3) la terza, organizzativa, riguarda che Partito costruire per evitare le divisioni e le frammentazioni iniziate alla fine degli anni '60 o le involuzioni che si sono manifestate, per le leggi della dialettica e dello scontro sociale, dopo la presa del potere o dopo un apogeo, fino allo scioglimento di molti partiti; ed i più clamorosi casi sono quelli del PCUS e del PCI.

Dalla storia si evince per la nostra epoca che solo un partito di quadri, di militanti ben organizzati e di massa per il richiamo anche elementare di compagni uniti dalla tessera, dalla propaganda quotidiana e dal supporto fisico alle sue iniziative di lotta, può avere un futuro.

I partiti solo di quadri sono rimasti sparute minoranze in ogni parte del mondo, anche se spesso hanno fatto bene il loro lavoro ideologico ma non hanno saputo unire il lavoro ideologico a quello politico. Altra cosa è stata la presunzione dei gruppi che volendo riproporre il "partito di quadri", nell'individualismo e nel settarismo dei loro promotori non hanno fatto nemmeno lavoro ideologico bensì un ideologismo ripetitivo ed un rivoluzionarismo parolaio consumandosi in dispute interne e senza alcun legame non solo con le masse ma con la stessa realtà.

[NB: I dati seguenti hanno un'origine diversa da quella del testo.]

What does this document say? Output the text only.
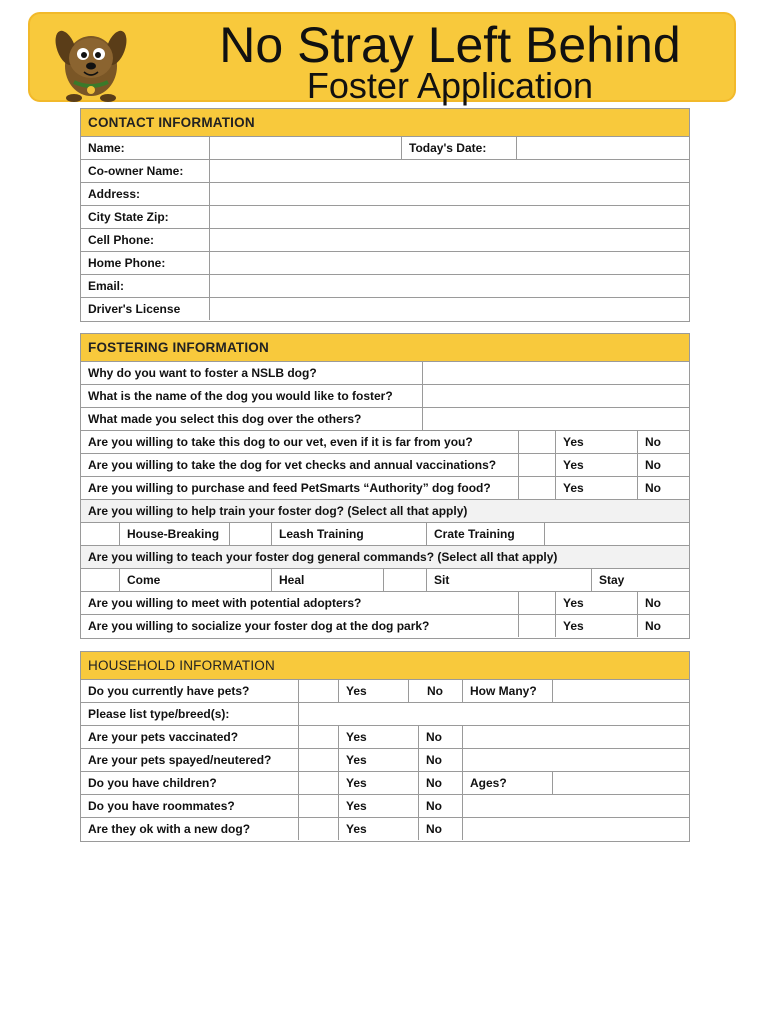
No Stray Left Behind
Foster Application
CONTACT INFORMATION
Name:	Today's Date:
Co-owner Name:
Address:
City State Zip:
Cell Phone:
Home Phone:
Email:
Driver's License
FOSTERING INFORMATION
Why do you want to foster a NSLB dog?
What is the name of the dog you would like to foster?
What made you select this dog over the others?
Are you willing to take this dog to our vet, even if it is far from you?	Yes	No
Are you willing to take the dog for vet checks and annual vaccinations?	Yes	No
Are you willing to purchase and feed PetSmarts “Authority” dog food?	Yes	No
Are you willing to help train your foster dog? (Select all that apply)
House-Breaking	Leash Training	Crate Training
Are you willing to teach your foster dog general commands? (Select all that apply)
Come	Heal	Sit	Stay
Are you willing to meet with potential adopters?	Yes	No
Are you willing to socialize your foster dog at the dog park?	Yes	No
HOUSEHOLD INFORMATION
Do you currently have pets?	Yes	No	How Many?
Please list type/breed(s):
Are your pets vaccinated?	Yes	No
Are your pets spayed/neutered?	Yes	No
Do you have children?	Yes	No	Ages?
Do you have roommates?	Yes	No
Are they ok with a new dog?	Yes	No
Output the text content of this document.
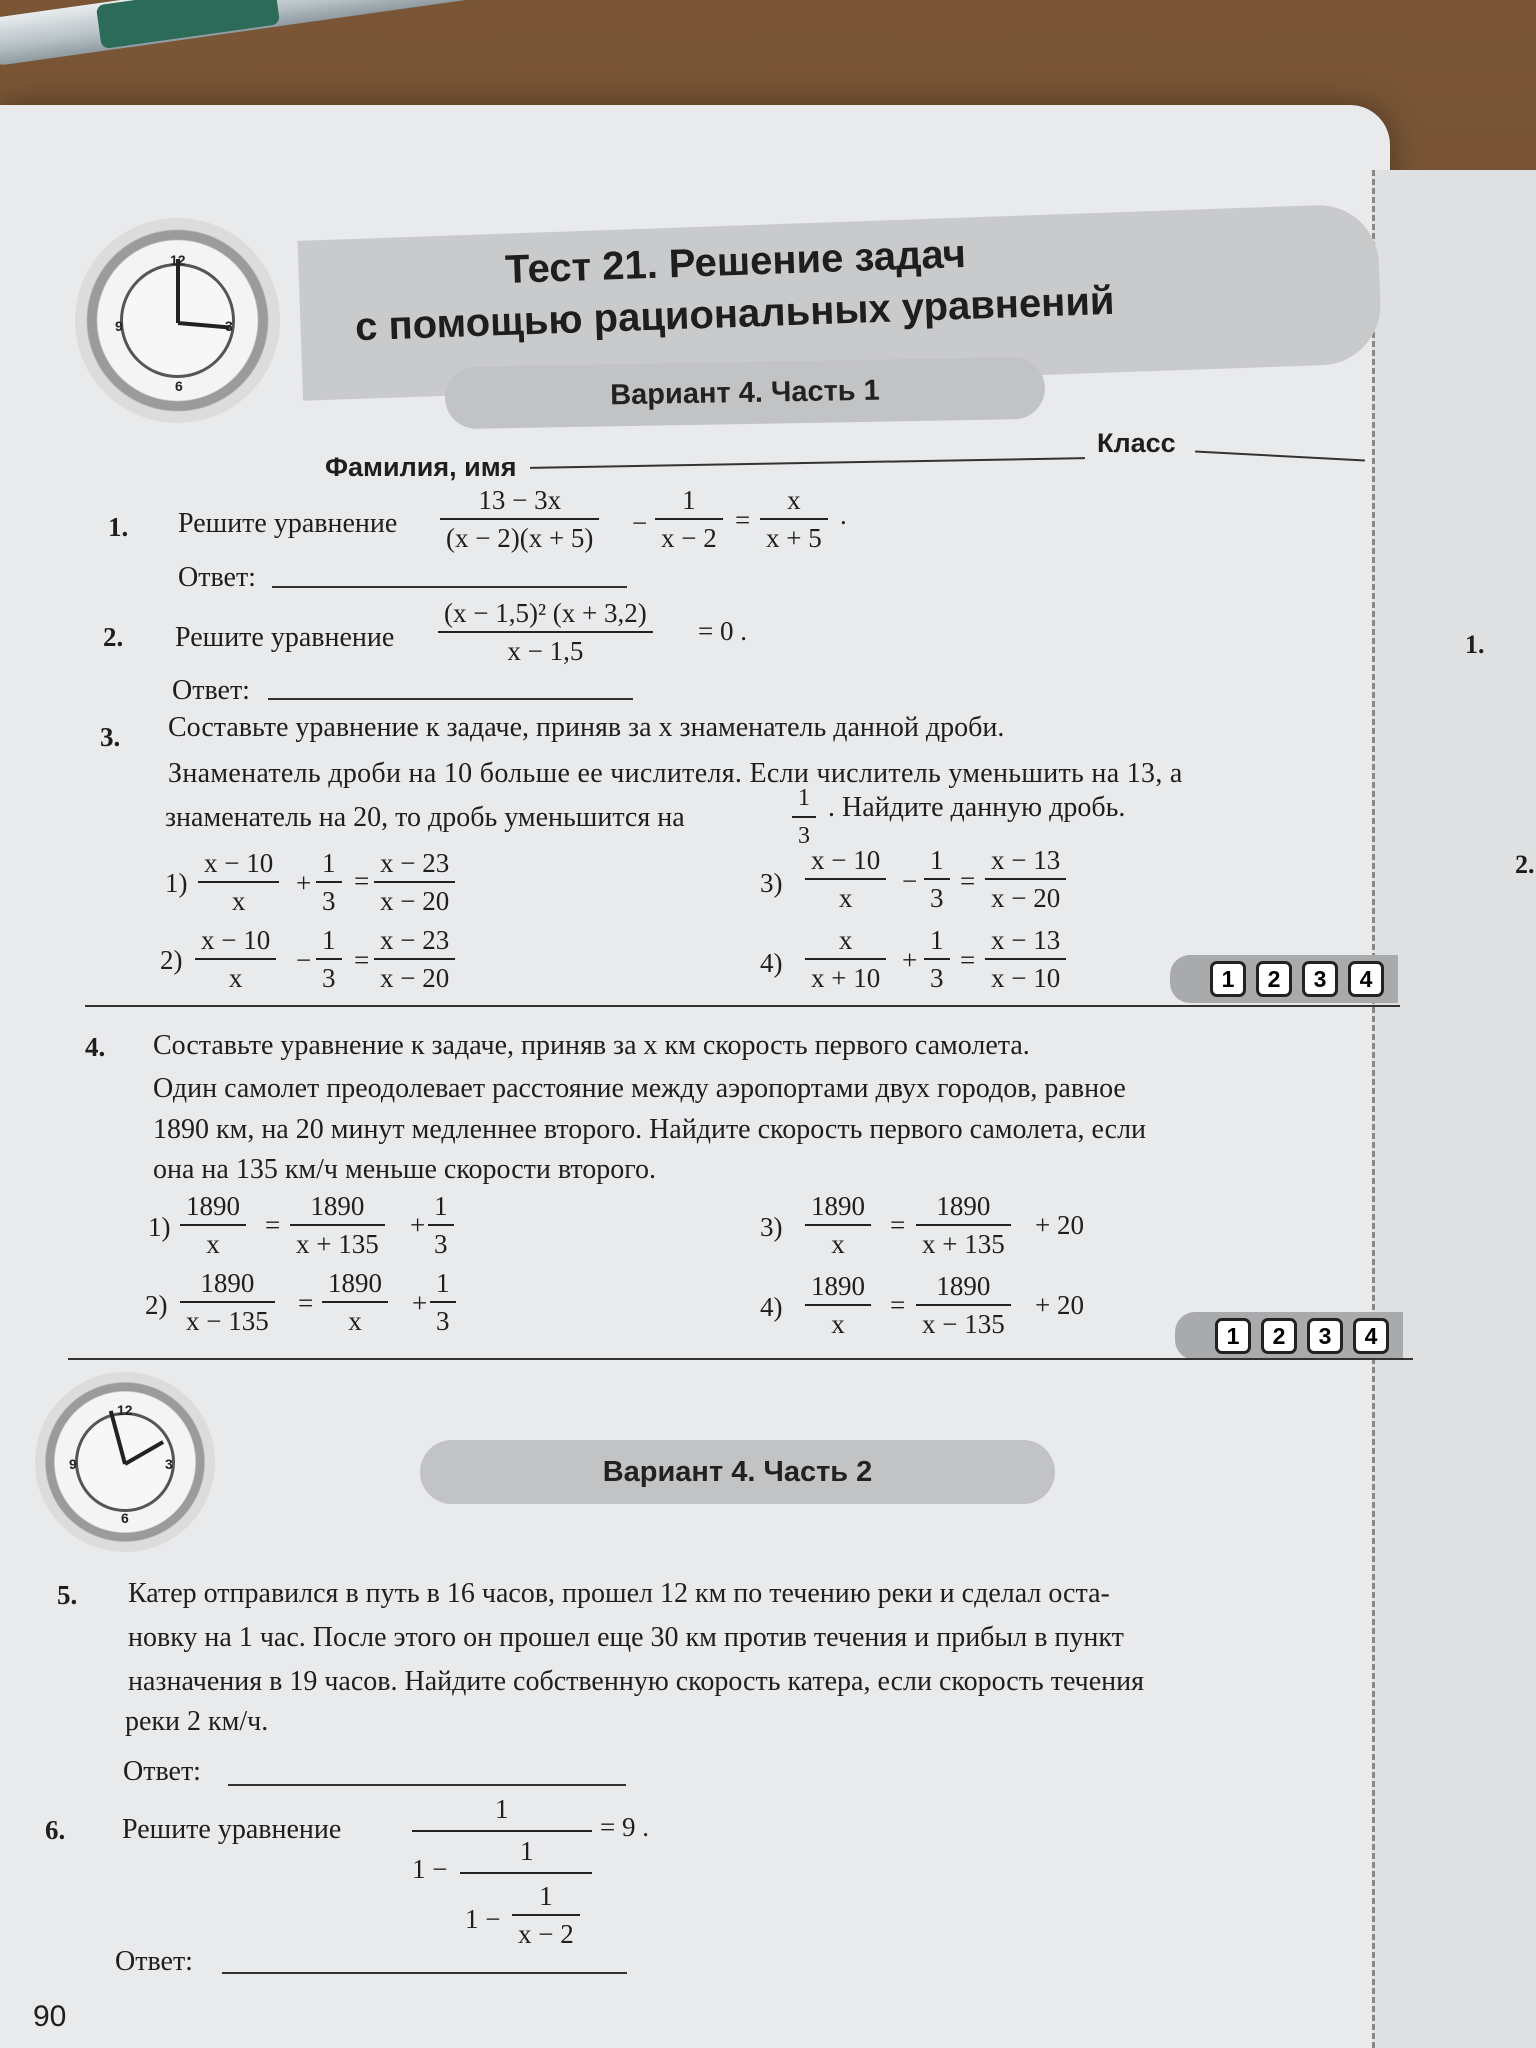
1.
2.
Тест 21. Решение задач
с помощью рациональных уравнений
12
3
6
9
Вариант 4. Часть 1
Фамилия, имя
Класс
1. Решите уравнение $\frac{13 - 3x}{(x - 2)(x + 5)} - \frac{1}{x - 2} = \frac{x}{x + 5}$ .
Ответ:
2. Решите уравнение $\frac{\text{(x − 1,5)² (x + 3,2)}}{x - 1,5} = 0$ .
Ответ:
3. Составьте уравнение к задаче, приняв за x знаменатель данной дроби.
Знаменатель дроби на 10 больше ее числителя. Если числитель уменьшить на 13, а
знаменатель на 20, то дробь уменьшится на	$\frac{1}{3}$ . Найдите данную дробь.
$1) \frac{x - 10}{x} + \frac{1}{3} = \frac{x - 23}{x - 20}$
$2) \frac{x - 10}{x} - \frac{1}{3} = \frac{x - 23}{x - 20}$
$3) \frac{x - 10}{x} - \frac{1}{3} = \frac{x - 13}{x - 20}$
$4) \frac{x}{x + 10} + \frac{1}{3} = \frac{x - 13}{x - 10}$	1	2	3	4
4. Составьте уравнение к задаче, приняв за x км скорость первого самолета.
Один самолет преодолевает расстояние между аэропортами двух городов, равное
1890 км, на 20 минут медленнее второго. Найдите скорость первого самолета, если
она на 135 км/ч меньше скорости второго.
$1) \frac{1890}{x} = \frac{1890}{x + 135} + \frac{1}{3}$
$2) \frac{1890}{x - 135} = \frac{1890}{x} + \frac{1}{3}$
$3) \frac{1890}{x} = \frac{1890}{x + 135} + 20$
$4) \frac{1890}{x} = \frac{1890}{x - 135} + 20$
1	2	3	4
12
3
6
9	Вариант 4. Часть 2
5. Катер отправился в путь в 16 часов, прошел 12 км по течению реки и сделал оста-
новку на 1 час. После этого он прошел еще 30 км против течения и прибыл в пункт
назначения в 19 часов. Найдите собственную скорость катера, если скорость течения
реки 2 км/ч.
Ответ:
6. Решите уравнение
1
1 −
1
$1 - \frac{1}{x - 2}$
= 9 .
Ответ:
90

Al contrario, dopo il fallimento dei grandi partiti di massa come il PCI (quando scelse proprio questo ruolo per concentrarsi principalmente nelle battaglie parlamentari e sollecitando le iniziative di massa solo per allargare il consenso elettorale, non assegnandosi più l'obiettivo strategico di trasformare il modo di produzione capitalismo), i partiti fondati come partiti solo di massa, ed in Italia su questa scia attualmente operano il PRC ed il PdCI, non si pongono nei fatti, indipendentemente dagli slogans che recitano, un obiettivo strategico di lungo periodo per la realizzazione di una nuova società, proprio perché hanno rifiutato la preparazione e l'organizzazione dei quadri e dei militanti sulla base di un lavoro ideologico e di istanze di partito che con spirito costruttivo e di disciplina determinano la linea politica, mentre hanno affidato ai leader, alle loro improvvisazioni, ai loro discorsi ed alle iniziative parlamentari ciò che si può definire come scelte e non certamente come linea politica organica.